Quito se convulsiona desde
las primeras horas de la mañana. Miles de vehículos materialmente vuelan por
las avenidas hacia objetivos diversos movilizando a más de un millón de
personas. Este periodista circula por el medio más eficaz, quizá cómodo a
cierta hora, el colectivo, por la avenida occidental con rumbo norte hacia la
Mitad del Mundo. Pretendo, siquiera por un par de horas, disfrutar de la
tranquilidad y lugares más o menos atractivos, exentos de bullicio y peligro.
En 30 minutos me encuentro
en Pomasqui y a continuación en San Antonio de Pichincha. El calor es
insoportable, pero en cambio tengo a mi favor cierto ambiente de pueblo y la
posibilidad de caminar despistado, sólo pensando en mis dos objetivos:
Rumicucho y los monumentos que recuerdan a la Misión Francesa, agradeciendo eso
sí, el poder hacerlo con toda la libertad del mundo y el poseer la capacidad de
extrañamiento ante cosas aparentemente simples y sin importancia para el común
de los mortales.
Un dólar y medio cobra una
camioneta para transportarme desde San Antonio hasta Rumicucho en
aproximadamente quince minutos. Dejo entonces el pueblo bullanguero y
desordenado para sumergirme en el pasado y meditar durante un buen tiempo sobre
lo que fue ese lugar desde el 1450, antes de la llegada de los conquistadores
españoles. No está por demás manifestar que la carretera que conduce al sitio
se encuentra en buen estado, pero en cambio, después será “regreso del músico”,
como quien dice, para hacer deporte.
Rumicucho, según tengo
entendido, es el mejor testimonio del poder Caranqui, y luego del imperio
incásico que los sojuzgó en el norte, pero que con poco tiempo, alrededor de cuarenta
años, tuvo oportunidad de hacer sentir la gran fuerza e importancia del
Tahuantinsuyo hasta la llegada de los españoles que, ansiosos de oro y
riquezas, lo destruyeron todo, lo cambiaron y pisotearon, tratando de poner las
cosas al revés, quizá por temor e impotencia ante esas civilizaciones hermosas
del pasado que no las entendieron ni las soportaron. Caranquis e Incas
constituyen un episodio aparte y fundamental de la historia pre-colombina en
nuestro país. El choque de estas culturas produjo uno de los desastres más
terroríficos y sangrientos que registra la invasión incásica en nuestro suelo.

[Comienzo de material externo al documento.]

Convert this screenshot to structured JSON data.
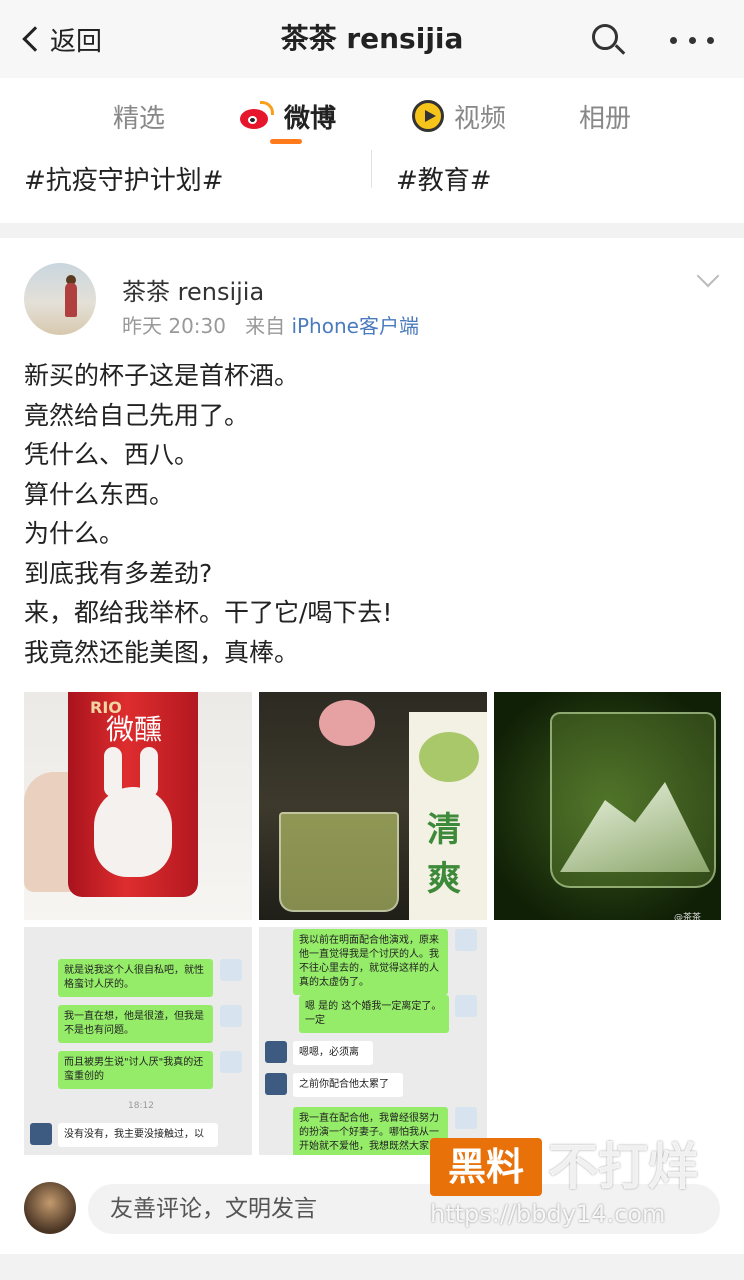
{
  "header": {
    "back_label": "返回",
    "title": "茶茶 rensijia"
  },
  "tabs": [
    "精选",
    "微博",
    "视频",
    "相册"
  ],
  "topics": [
    "#抗疫守护计划#",
    "#教育#"
  ],
  "post": {
    "user": "茶茶 rensijia",
    "time": "昨天 20:30",
    "source_prefix": "来自",
    "source": "iPhone客户端",
    "lines": [
      "新买的杯子这是首杯酒。",
      "竟然给自己先用了。",
      "凭什么、西八。",
      "算什么东西。",
      "为什么。",
      "到底我有多差劲?",
      "来，都给我举杯。干了它/喝下去!",
      "我竟然还能美图，真棒。"
    ],
    "images": {
      "can_brand": "RIO",
      "can_name": "微醺",
      "box_text": "清爽",
      "watermark3": "@茶茶rensijia"
    },
    "chat1": {
      "b1": "就是说我这个人很自私吧，就性格蛮讨人厌的。",
      "b2": "我一直在想，他是很渣，但我是不是也有问题。",
      "b3": "而且被男生说\"讨人厌\"我真的还蛮重创的",
      "time": "18:12",
      "b4": "没有没有，我主要没接触过，以"
    },
    "chat2": {
      "b1": "我以前在明面配合他演戏，原来他一直觉得我是个讨厌的人。我不往心里去的，就觉得这样的人真的太虚伪了。",
      "b2": "嗯 是的 这个婚我一定离定了。一定",
      "b3": "嗯嗯，必须离",
      "b4": "之前你配合他太累了",
      "b5": "我一直在配合他，我曾经很努力的扮演一个好妻子。哪怕我从一开始就不爱他，我想既然大家"
    }
  },
  "comment": {
    "placeholder": "友善评论，文明发言"
  },
  "watermark": {
    "box": "黑料",
    "text": "不打烊",
    "url": "https://bbdy14.com"
  },
  "colors": {
    "accent": "#ff7a1a",
    "link": "#4a7bbd",
    "bubble_green": "#95ec69"
  }
}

Los cronistas cuentan que treinta mil Caranquis, por rebeldes, fueron pasados a
cuchillo y arrojados en una laguna que después se tiño de rojo. Sería “Yaguarcocha”,
el lago de sangre. Pero resulta que esos guerreros sacrificados eran de la
estirpe de Pacha, aquella mujer bella y valiente que llegó a conquistar el
corazón del más grande guerrero y estadista que vieron estas tierras, Huayna
Capac, nacido en Tomebamba, tierra Cañari. Paradojas de la historia, los
“guambracunas”, crecerían y más tarde cobrarían venganza dentro de las huestes
de Atahualpa contra los peruanos venidos desde Cuzco por las pretensiones de
Huáscar para gobernar todo el Imperio, y hermanados con Cañaris, incluso ahogarían
al propio medio hermano en Jauja.
Cuartel,
templo, tambo y taller
La piedra de los muros está
colocada con simetría y tiene el color rojizo, pegada con algún material a
manera de cemento de origen volcánico. Existen huellas de varios recintos,
galerías, patios y escalinatas; es posible que haya servido para actividades
rituales, para observación y para control militar. El pucará de Rumicucho es
parte de una cadena de construcciones similares para objetivos militares y
religiosos, como los de Capillapamba, Palmitopamba, Chacapata, Guayllabamba y
Quitoloma. La función era múltiple: cuartel, fortaleza, templo, tambo y taller.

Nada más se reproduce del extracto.